SC3-seq: a method for highly parallel and quantitative measurement of single-cell gene expression
Tomonori Nakamura1, Yukihiro Yabuta1, Ikuhiro Okamoto1
1Department of Anatomy and Cell Biology, Graduate School of Medicine, Kyoto University, Yoshida-Konoe-cho, Sakyo-ku, Kyoto 606-8501, Japan JST, ERATO, Yoshida-Konoe-cho, Sakyo-ku, Kyoto 606-8501, Japan.
Nucleic Acids Research
|February 28, 2015
Summary
We developed single-cell mRNA 3-prime end sequencing (SC3-seq), a cost-effective method for precise gene expression analysis in single cells. This technique accurately quantifies transcripts and reveals cellular heterogeneity in stem cells and early embryos.
Area of Science:
- Biomedical Sciences
- Genomics
- Molecular Biology
Background:
- Single-cell mRNA sequencing (RNA-seq) is crucial for understanding cellular heterogeneity.
- Existing methods face challenges in quantitative accuracy and cost-effectiveness.
Purpose of the Study:
- To introduce single-cell mRNA 3-prime end sequencing (SC3-seq), a novel, quantitative, and cost-effective methodology.
- To demonstrate the utility of SC3-seq for analyzing gene expression at single-cell resolution.
Main Methods:
- SC3-seq utilizes PCR amplification and 3-prime-end enrichment for gene expression measurement.

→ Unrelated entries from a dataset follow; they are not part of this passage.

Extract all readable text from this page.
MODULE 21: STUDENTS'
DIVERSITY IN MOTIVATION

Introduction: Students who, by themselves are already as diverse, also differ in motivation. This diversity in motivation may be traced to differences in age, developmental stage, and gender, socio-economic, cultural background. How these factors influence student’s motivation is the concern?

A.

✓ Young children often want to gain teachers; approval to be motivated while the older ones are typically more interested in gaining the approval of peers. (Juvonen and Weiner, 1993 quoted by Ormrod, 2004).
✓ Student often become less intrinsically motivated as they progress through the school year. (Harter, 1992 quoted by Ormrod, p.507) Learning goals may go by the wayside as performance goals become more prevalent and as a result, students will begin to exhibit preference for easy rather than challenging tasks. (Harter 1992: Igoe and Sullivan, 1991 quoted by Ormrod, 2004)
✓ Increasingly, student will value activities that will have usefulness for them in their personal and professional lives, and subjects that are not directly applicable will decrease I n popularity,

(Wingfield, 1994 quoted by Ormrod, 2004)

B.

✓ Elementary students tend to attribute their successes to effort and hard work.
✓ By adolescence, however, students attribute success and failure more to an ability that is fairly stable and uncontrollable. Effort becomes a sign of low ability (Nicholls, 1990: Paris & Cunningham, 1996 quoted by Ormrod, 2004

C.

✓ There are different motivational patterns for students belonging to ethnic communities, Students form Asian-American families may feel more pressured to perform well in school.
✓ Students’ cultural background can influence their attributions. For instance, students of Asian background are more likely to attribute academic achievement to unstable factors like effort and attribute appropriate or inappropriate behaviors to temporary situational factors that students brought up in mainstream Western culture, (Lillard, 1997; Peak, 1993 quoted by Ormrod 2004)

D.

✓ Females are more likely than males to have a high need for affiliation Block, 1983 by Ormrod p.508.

- Quantitative accuracy is achieved by regressing read counts of spike-in RNAs with defined copy numbers.
- The method allows for high sequence depth for comprehensive transcript detection.
Main Results:
- SC3-seq provides highly quantitative mRNA measurements from single cells to 10,000-cell levels.
- The method accurately estimates transcript levels, outperforming other single-cell RNA-seq techniques.
- SC3-seq successfully identified four distinct cell types in mouse blastocysts and revealed heterogeneity in human-induced pluripotent stem cells (hiPSCs).
Conclusions:
- SC3-seq offers significant advantages for quantitative transcript analysis in single cells.
- The method demonstrates high sensitivity and accuracy for transcriptome profiling.
- SC3-seq is proposed as a powerful tool for broad applications in biomedical research, including stem cell biology and developmental studies.